Based on the results of the MOPSO algorithm, the proposed method combined with the Manhattan distance method chooses a combination of 453 kW BESS on bus 33 and 237 kW BESS on bus 14. This result was then compared with the results of the pure PSO algorithm, which chooses a combination of 100 kW BESS on bus 32 and 119 kW BESS on bus 16. Subsequently, the comparison of the results is shown in Table 10. The results of the MOPSO algorithm show that regardless of whether one BESS or two BESSs are connected, the search results are better than those of the PSO algorithm.

Table 10. Comparison of the results of MOPSO algorithm and PSO algorithm (two BESSs connection).

Algorithm	Power Loss, MW	Voltage Deviation, p.u.	Cost, $	Power Generation, MW	RVSI, p.u.	Capacity, kW	Location
MOPSO	0.1360	7.65 × 10−4	60,002	0.05141	5.8953	453 237	33 14
PSO	0.1756	3.12 × 10−3	21,902	0.06543	10.842	100 119	32 16

Finally, Figure 18a,b show a comparison between the proposed strategy and MMD solution in terms of generator output and RVSI, respectively. For the generator output, the results of the proposed method are equal to or lower than the solution of the MMD at all times. For example, at 1 a.m., 12 p.m., and 2 p.m., the results of the proposed method are similar to those of the MMD solution, and at 1 p.m., it is possible to make the unit output 0.0046 MW less than the MMD solution. The proposed method can determine a solution similar to or even better than MMD in the generator output index. However, for RVSI, a solution equal to the MMD was found at 1 a.m. For the rest of the time, a better solution than MMD can be found. For example, at 3 a.m., the proposed method results in an RVSI that allows a total average voltage solution below the MMD of 2.5693 p.u. The results show that implementing two BESSs is better than implementing one BESS. However, the proposed strategy still outperforms the MMD solutions in terms of both generator output and RVSI, regardless of whether the power system is connected with one BESS or two BESSs.

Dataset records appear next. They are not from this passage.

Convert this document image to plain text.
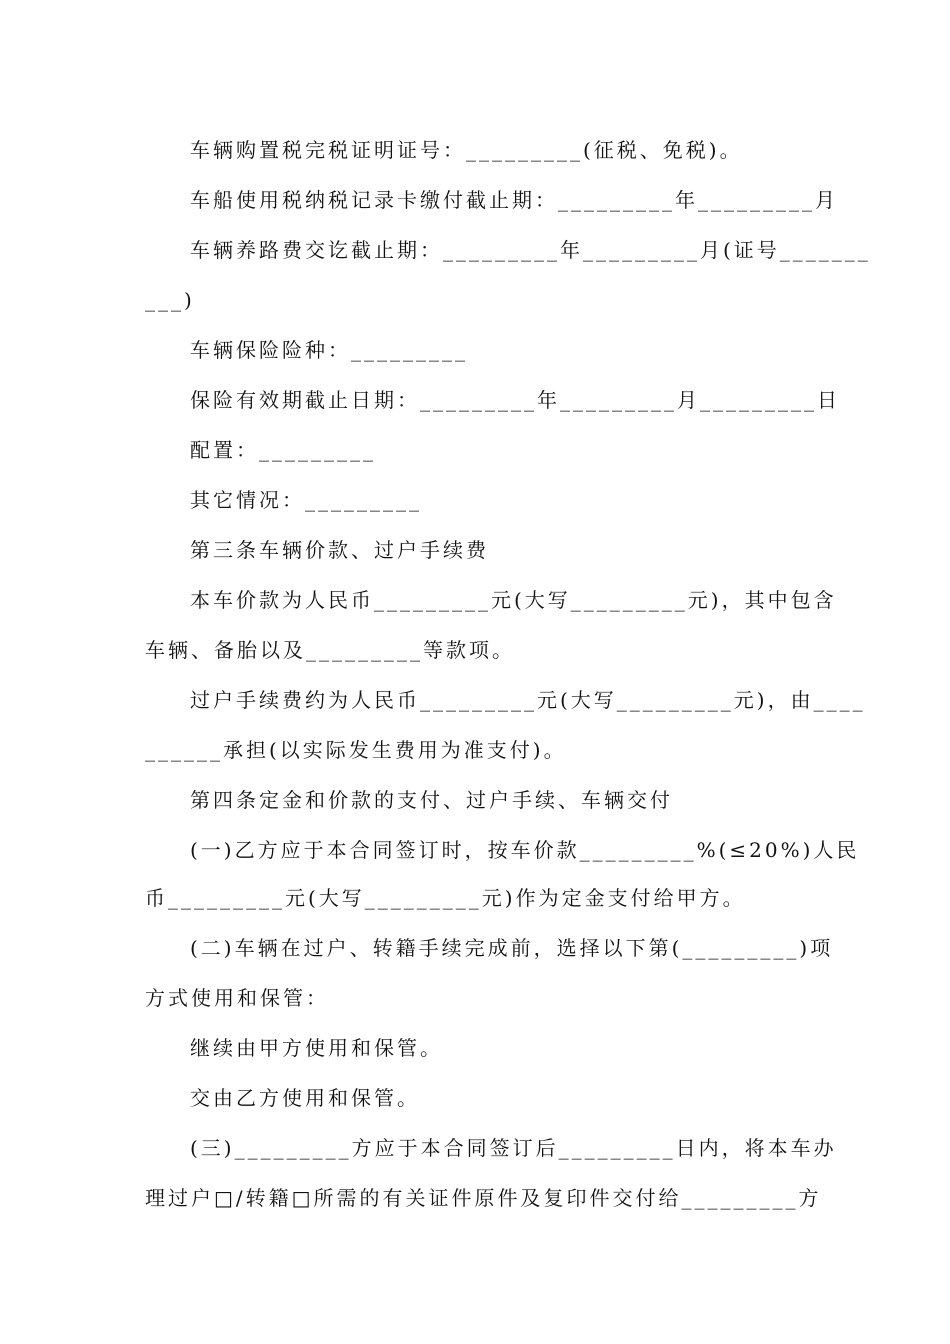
车辆购置税完税证明证号：_________(征税、免税)。
车船使用税纳税记录卡缴付截止期：_________年_________月
车辆养路费交讫截止期：_________年_________月(证号_______
___)
车辆保险险种：_________
保险有效期截止日期：_________年_________月_________日
配置：_________
其它情况：_________
第三条车辆价款、过户手续费
本车价款为人民币_________元(大写_________元)，其中包含
车辆、备胎以及_________等款项。
过户手续费约为人民币_________元(大写_________元)，由____
______承担(以实际发生费用为准支付)。
第四条定金和价款的支付、过户手续、车辆交付
(一)乙方应于本合同签订时，按车价款_________%(≤20%)人民
币_________元(大写_________元)作为定金支付给甲方。
(二)车辆在过户、转籍手续完成前，选择以下第(_________)项
方式使用和保管：
继续由甲方使用和保管。
交由乙方使用和保管。
(三)_________方应于本合同签订后_________日内，将本车办
理过户□/转籍□所需的有关证件原件及复印件交付给_________方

Figure 18. Two BESSs case study: (a) generator output; (b) RVSI.

6. Conclusions

In this study, the capacity and location of BESSs in a distribution network were evaluated using the proposed evaluation indices during the transient response. In order to evaluate the multi-objective problem, the MOPSO algorithm was applied to minimize active power loss, voltage deviation, and total operating cost. Moreover, DIgSILENT was used to build the BESS model and the control strategy. Furthermore, to investigate the performance of the proposed strategy, the proposed method was compared with the MMD and PSO algorithm results. In case studies with one BESS and two BESSs, the results demonstrate the superior performance of the proposed strategy. In addition, in terms of generator output power smoothing and RVSI, the simulation results show that the proposed strategy outperforms the MMD results with better search capability in terms of both the transient response indices. Subsequently, the proposed strategy was verified using the IEEE 33-bus system, demonstrating the excellent performance of the proposed strategy.